Figure 6. CNGC20 and CNGC19 are Ca²⁺-permeable channels.

(A) Confocal fluorescence images of oocytes expressing YFP-CNGC20, YFP-CNGC19 or co-expressing nYFP-CNGC20 (N-terminal YFP fused with CNGC20) and cYFP-CNGC19 (C-terminal YFP fused with CNGC19). Water-injected control is showed on the bottom. YFP signals were observed using a confocal microscopy. BF indicates bright field. Bar=200 μm.
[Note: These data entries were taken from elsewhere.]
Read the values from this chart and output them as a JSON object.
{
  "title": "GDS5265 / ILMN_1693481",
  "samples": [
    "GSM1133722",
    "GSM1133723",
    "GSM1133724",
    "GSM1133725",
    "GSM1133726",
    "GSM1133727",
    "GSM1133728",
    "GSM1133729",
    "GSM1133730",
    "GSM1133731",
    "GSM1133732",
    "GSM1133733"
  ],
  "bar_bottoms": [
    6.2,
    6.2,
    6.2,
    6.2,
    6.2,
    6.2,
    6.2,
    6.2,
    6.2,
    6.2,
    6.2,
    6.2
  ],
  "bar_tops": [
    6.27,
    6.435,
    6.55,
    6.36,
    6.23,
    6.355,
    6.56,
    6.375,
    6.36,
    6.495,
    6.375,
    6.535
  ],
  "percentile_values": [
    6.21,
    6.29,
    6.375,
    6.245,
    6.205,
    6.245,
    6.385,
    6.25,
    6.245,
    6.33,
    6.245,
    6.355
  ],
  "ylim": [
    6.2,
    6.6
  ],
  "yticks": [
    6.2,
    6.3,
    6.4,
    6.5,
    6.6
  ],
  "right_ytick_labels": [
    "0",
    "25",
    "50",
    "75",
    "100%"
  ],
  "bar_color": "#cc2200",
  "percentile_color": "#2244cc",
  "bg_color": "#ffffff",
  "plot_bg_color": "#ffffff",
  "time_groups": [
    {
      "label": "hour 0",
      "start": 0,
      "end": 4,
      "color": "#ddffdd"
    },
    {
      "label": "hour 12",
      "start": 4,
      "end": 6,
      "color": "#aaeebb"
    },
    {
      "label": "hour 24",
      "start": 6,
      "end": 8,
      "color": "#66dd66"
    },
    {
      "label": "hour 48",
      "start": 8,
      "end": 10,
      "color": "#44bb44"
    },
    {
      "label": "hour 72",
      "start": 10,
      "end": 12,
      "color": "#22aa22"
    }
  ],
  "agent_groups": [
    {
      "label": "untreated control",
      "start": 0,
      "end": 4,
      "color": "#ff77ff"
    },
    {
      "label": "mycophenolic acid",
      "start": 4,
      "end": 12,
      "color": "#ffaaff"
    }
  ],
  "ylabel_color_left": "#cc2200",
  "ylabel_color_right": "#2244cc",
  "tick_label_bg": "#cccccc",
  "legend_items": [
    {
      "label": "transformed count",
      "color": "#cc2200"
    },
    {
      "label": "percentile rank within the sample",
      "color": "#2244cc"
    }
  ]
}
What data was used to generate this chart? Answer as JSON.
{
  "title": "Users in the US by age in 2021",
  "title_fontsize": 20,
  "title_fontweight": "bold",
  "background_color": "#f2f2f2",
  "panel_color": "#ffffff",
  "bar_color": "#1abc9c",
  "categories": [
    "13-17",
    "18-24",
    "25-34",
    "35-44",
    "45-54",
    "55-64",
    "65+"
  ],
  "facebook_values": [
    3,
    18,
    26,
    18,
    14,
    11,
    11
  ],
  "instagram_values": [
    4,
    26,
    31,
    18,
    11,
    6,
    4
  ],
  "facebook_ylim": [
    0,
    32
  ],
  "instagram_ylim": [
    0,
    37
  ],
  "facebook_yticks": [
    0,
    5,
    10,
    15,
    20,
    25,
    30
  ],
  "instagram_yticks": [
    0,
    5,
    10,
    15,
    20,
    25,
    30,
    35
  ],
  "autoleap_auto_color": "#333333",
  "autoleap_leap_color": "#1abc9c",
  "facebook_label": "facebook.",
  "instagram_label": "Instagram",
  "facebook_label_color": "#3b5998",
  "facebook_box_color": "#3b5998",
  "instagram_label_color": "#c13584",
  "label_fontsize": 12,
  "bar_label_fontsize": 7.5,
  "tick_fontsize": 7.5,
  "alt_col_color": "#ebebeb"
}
(B) CNGC20 exhibits Ca²⁺-permeable channel activity in Xenopus oocyte. Current-voltage relationship was recorded in oocytes expressing YFP-CNGC20 in the presence of CaCl₂. Voltage steps of 0 to −180 mV in 20 mV decrements. Data shown are means ± SE, Control in 10 mM CaCl₂ (n = 8) or 30 mM CaCl₂ (n=5), CNGC20 in 10 mM CaCl₂ (n = 8) or 30 mM CaCl₂ (n = 8).
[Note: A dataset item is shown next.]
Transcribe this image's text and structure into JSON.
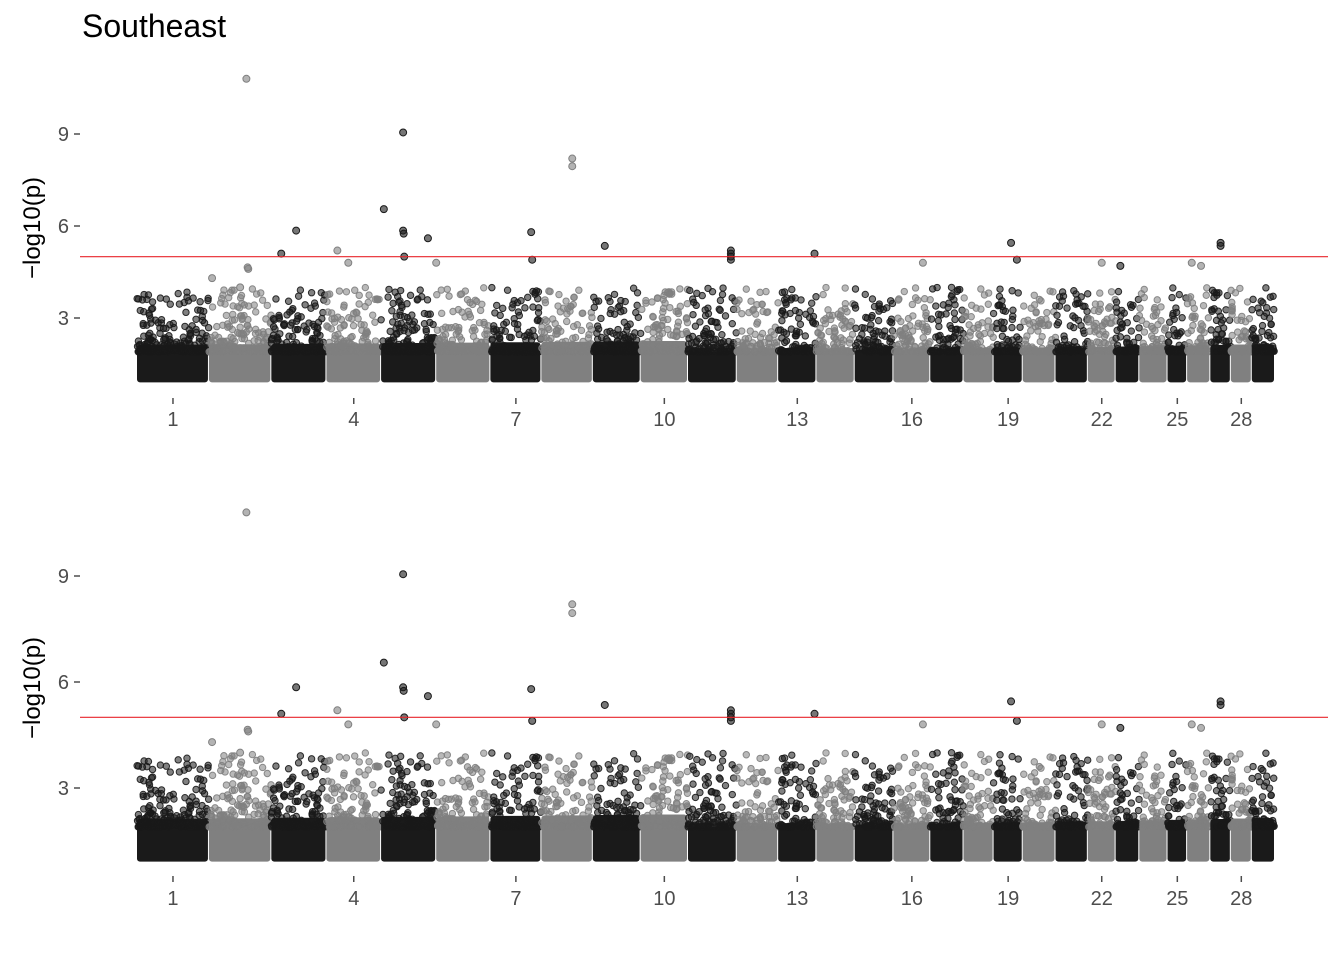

(C) CNGC19 exhibits Ca²⁺-permeable channel activity when expressed in Xenopus oocytes. Current-voltage relationship was recorded in oocytes expressing YFP-CNGC19 in the presence of CaCl₂. Voltage steps of 0 to −180 mV in 20 mV decrements. Data shown are means ± SE, Control in 10 mM CaCl₂ (n = 10) or 30 mM CaCl₂ (n=8), CNGC19 in 10 mM CaCl₂ (n=15) or 30 mM CaCl₂ (n = 9).
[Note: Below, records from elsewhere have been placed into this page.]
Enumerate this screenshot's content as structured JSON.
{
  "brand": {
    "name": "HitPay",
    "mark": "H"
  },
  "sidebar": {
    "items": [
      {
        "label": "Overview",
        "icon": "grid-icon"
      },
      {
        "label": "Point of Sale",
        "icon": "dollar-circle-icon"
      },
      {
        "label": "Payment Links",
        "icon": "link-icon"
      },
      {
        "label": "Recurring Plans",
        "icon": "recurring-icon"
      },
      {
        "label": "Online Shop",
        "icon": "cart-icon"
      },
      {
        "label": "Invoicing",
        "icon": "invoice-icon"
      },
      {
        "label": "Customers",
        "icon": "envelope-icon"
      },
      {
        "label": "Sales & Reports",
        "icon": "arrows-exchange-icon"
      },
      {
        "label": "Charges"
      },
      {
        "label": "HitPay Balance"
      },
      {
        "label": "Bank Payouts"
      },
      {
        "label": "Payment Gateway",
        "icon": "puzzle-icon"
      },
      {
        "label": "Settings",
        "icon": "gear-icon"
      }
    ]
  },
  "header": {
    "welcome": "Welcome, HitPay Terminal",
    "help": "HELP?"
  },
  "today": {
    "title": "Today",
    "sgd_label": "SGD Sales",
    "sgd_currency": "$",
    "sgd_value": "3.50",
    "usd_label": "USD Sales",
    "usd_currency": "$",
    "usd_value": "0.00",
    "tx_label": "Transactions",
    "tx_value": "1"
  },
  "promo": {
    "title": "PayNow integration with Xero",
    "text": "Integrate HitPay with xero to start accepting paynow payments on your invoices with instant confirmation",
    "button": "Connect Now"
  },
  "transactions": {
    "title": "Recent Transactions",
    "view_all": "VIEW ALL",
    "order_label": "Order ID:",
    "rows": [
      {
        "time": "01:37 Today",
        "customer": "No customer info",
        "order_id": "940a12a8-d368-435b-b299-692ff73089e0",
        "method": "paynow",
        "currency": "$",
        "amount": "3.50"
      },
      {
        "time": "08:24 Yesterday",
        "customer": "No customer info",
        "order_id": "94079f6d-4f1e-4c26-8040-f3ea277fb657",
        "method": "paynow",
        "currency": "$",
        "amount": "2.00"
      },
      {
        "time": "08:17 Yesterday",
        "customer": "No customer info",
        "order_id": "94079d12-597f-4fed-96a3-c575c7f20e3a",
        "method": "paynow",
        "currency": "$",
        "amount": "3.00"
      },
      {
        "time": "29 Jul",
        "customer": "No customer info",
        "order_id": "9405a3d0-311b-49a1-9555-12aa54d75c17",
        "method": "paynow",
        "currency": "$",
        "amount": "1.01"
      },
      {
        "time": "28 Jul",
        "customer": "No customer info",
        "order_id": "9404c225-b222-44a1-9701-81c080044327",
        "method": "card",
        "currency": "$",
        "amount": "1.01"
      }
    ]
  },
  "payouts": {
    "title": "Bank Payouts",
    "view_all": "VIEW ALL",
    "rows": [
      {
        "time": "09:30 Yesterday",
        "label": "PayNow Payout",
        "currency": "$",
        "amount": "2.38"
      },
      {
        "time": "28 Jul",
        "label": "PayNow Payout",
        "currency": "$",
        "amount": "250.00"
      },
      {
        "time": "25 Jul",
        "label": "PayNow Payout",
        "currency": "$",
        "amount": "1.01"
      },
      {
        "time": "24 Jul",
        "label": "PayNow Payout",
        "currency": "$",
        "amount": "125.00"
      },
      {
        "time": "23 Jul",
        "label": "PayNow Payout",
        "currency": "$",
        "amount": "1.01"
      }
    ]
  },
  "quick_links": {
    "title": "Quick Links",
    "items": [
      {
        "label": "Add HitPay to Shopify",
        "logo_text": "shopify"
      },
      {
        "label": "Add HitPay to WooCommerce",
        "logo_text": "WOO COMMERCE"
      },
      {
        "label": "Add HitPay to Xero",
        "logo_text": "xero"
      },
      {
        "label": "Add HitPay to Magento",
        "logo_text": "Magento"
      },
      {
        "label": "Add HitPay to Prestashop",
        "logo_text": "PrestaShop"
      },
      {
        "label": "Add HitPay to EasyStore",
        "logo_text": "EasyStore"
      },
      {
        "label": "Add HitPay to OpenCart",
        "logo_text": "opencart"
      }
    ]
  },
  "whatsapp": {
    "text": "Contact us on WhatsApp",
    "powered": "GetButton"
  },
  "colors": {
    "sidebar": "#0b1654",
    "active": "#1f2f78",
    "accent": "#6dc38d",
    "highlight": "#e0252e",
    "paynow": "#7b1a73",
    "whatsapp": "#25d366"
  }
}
(D) CNGC19 and CNGC20 additively enhance channel activity in Xenopus oocyte. Current-voltage relationship was recorded in oocytes injected with water control (n=6), cYFP-CNGC19 (n=7), nYFP-CNGC20 (n=7), or cYFP-CNGC19+nYFP-CNGC20 (n=12) in the presence of 10 mM CaCl₂.

(E) Enhanced Ca²⁺-permeable channel activity of CNGC19/CNGC20 in yeast complementation analysis. CNGC19/CNGC20 complemented the Ca²⁺-uptake deficient mutant K927 (cchl::TRP1). Time course after addition of 20 μM α-mating factor is shown. Each data point is average of three independent samples (=independent yeast transformation colony). 200 cells were scored and the percentage of viable cells was calculated.

The above experiments were repeated three times with similar results.